WP20 - parser

2025-12-23 14:38:27 +01:00 · 2025-12-23 14:38:27 +01:00 · 0ac8a14ea7
commit 0ac8a14ea7
parent 234949800b
1 changed files with 48 additions and 24 deletions
--- a/app/core/parser.py
+++ b/app/core/parser.py
@ -1,10 +1,11 @@
 """
 FILE: app/core/parser.py
 DESCRIPTION: Liest Markdown-Dateien fehlertolerant (Encoding-Fallback). Trennt Frontmatter (YAML) vom Body.
-VERSION: 1.7.1
+             WP-22 Erweiterung: Kanten-Extraktion mit Zeilennummern für die EdgeRegistry.
+VERSION: 1.8.0
 STATUS: Active
 DEPENDENCIES: yaml, re, dataclasses, json, io, os
-LAST_ANALYSIS: 2025-12-15
+LAST_ANALYSIS: 2025-12-23
 """
 from __future__ import annotations

@ -138,13 +139,7 @@ def _read_text_with_fallback(path: str) -> Tuple[str, str, bool]:

 def read_markdown(path: str) -> Optional[ParsedNote]:
    """
-    Liest eine Markdown-Datei fehlertolerant:
-    - Erlaubt verschiedene Encodings (UTF-8 bevorzugt, cp1252/latin-1 als Fallback).
-    - Schlägt NICHT mit UnicodeDecodeError fehl.
-    - Gibt ParsedNote(frontmatter, body, path) zurück oder None, falls die Datei nicht existiert.
-
-    Bei Decoding-Fallback wird ein JSON-Warnhinweis geloggt:
-        {"path": "...", "warn": "encoding_fallback_used", "used": "cp1252"}
+    Liest eine Markdown-Datei fehlertolerant.
    """
    if not os.path.exists(path):
        return None
@ -161,10 +156,6 @@ def validate_required_frontmatter(fm: Dict[str, Any],
                                  required: Tuple[str, ...] = ("id", "title")) -> None:
    """
    Prüft, ob alle Pflichtfelder vorhanden sind.
-    Default-kompatibel: ('id', 'title'), kann aber vom Aufrufer erweitert werden, z. B.:
-        validate_required_frontmatter(fm, required=("id","title","type","status","created"))
-
-    Hebt ValueError, falls Felder fehlen oder leer sind.
    """
    if fm is None:
        fm = {}
@ -178,17 +169,13 @@ def validate_required_frontmatter(fm: Dict[str, Any],
    if missing:
        raise ValueError(f"Missing required frontmatter fields: {', '.join(missing)}")
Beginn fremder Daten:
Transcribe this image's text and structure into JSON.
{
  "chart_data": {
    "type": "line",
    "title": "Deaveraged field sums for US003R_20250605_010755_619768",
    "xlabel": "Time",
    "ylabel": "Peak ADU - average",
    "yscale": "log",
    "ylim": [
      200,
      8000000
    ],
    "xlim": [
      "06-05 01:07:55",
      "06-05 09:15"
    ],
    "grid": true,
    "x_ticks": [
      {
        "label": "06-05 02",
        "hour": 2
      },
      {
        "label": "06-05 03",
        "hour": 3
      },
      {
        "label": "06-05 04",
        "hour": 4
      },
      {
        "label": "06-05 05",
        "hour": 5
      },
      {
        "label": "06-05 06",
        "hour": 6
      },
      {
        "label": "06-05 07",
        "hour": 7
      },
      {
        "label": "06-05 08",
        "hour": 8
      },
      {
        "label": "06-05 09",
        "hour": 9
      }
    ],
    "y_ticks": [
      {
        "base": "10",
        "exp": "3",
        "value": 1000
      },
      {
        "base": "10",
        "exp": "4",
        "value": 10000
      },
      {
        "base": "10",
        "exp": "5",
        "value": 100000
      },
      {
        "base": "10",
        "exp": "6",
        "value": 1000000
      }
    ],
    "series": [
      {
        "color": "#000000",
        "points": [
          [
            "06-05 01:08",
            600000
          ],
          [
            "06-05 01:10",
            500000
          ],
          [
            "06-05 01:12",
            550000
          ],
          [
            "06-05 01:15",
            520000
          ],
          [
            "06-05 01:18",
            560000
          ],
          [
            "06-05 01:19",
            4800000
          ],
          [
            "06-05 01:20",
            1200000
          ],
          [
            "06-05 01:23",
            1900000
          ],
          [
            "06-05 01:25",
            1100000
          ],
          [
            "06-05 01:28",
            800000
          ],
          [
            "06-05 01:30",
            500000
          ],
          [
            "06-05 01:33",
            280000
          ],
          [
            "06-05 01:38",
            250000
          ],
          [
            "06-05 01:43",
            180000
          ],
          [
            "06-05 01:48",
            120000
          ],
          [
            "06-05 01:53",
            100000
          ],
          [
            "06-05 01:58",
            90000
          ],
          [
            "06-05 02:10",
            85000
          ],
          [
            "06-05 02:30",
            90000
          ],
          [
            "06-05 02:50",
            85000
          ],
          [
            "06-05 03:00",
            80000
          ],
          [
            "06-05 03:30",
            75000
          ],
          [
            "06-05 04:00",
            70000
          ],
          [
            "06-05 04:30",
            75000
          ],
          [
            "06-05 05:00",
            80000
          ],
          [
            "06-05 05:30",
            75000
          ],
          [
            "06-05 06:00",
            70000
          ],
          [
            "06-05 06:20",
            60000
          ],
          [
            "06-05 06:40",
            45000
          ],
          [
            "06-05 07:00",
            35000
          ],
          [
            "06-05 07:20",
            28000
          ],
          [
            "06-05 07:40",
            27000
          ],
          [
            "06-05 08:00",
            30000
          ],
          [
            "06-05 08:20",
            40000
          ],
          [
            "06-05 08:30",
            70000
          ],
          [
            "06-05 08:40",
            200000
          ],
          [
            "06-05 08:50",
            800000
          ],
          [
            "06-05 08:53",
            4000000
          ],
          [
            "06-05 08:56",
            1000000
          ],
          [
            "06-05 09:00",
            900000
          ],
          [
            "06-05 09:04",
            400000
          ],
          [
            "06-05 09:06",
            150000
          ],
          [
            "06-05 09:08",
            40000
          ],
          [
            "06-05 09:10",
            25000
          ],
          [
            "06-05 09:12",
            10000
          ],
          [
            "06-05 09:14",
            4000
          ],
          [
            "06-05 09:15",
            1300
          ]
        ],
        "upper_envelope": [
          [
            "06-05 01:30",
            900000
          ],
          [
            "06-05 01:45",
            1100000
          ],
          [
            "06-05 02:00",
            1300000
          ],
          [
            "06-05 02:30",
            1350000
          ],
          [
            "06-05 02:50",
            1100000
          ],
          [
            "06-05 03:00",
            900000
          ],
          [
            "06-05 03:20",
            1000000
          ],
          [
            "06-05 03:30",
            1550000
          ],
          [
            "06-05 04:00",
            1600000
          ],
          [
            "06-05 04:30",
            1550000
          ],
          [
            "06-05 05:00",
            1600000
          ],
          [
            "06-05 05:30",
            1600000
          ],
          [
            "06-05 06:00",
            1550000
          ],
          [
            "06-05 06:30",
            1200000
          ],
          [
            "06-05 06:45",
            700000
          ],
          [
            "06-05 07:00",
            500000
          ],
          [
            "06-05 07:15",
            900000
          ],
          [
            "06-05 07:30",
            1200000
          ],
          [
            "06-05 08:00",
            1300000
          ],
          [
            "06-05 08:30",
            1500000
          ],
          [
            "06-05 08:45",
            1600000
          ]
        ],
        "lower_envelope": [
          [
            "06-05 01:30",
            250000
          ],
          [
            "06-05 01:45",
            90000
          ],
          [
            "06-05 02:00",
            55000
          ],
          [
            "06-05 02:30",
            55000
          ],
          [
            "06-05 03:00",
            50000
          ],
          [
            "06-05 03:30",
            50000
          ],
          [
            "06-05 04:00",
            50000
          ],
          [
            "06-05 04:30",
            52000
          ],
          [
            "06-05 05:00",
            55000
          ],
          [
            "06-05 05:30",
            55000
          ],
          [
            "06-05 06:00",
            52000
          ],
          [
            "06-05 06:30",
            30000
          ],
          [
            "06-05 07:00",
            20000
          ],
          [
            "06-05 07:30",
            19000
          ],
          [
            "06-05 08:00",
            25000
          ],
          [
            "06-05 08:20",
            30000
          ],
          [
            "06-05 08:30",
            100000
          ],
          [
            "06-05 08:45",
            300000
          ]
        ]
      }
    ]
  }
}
-    # Plausibilitäten: 'tags' sollte eine Liste sein, wenn vorhanden
    if "tags" in fm and fm["tags"] not in (None, "") and not isinstance(fm["tags"], (list, tuple)):
        raise ValueError("frontmatter 'tags' must be a list of strings")


 def normalize_frontmatter(fm: Dict[str, Any]) -> Dict[str, Any]:
    """
-    Sanfte Normalisierung ohne Semantikänderung:
-    - 'tags' → Liste von Strings (Trim)
-    - 'embedding_exclude' → bool
-    - andere Felder unverändert
+    Normalisierung von Tags und anderen Feldern.
    """
    out = dict(fm or {})
    if "tags" in out:
@ -205,15 +192,12 @@ def normalize_frontmatter(fm: Dict[str, Any]) -> Dict[str, Any]:

 # ------------------------------ Wikilinks ---------------------------- #

-# Basismuster für [[...]]; die Normalisierung (id vor '#', vor '|') macht extract_wikilinks
 _WIKILINK_RE = re.compile(r"\[\[([^\]]+)\]\]")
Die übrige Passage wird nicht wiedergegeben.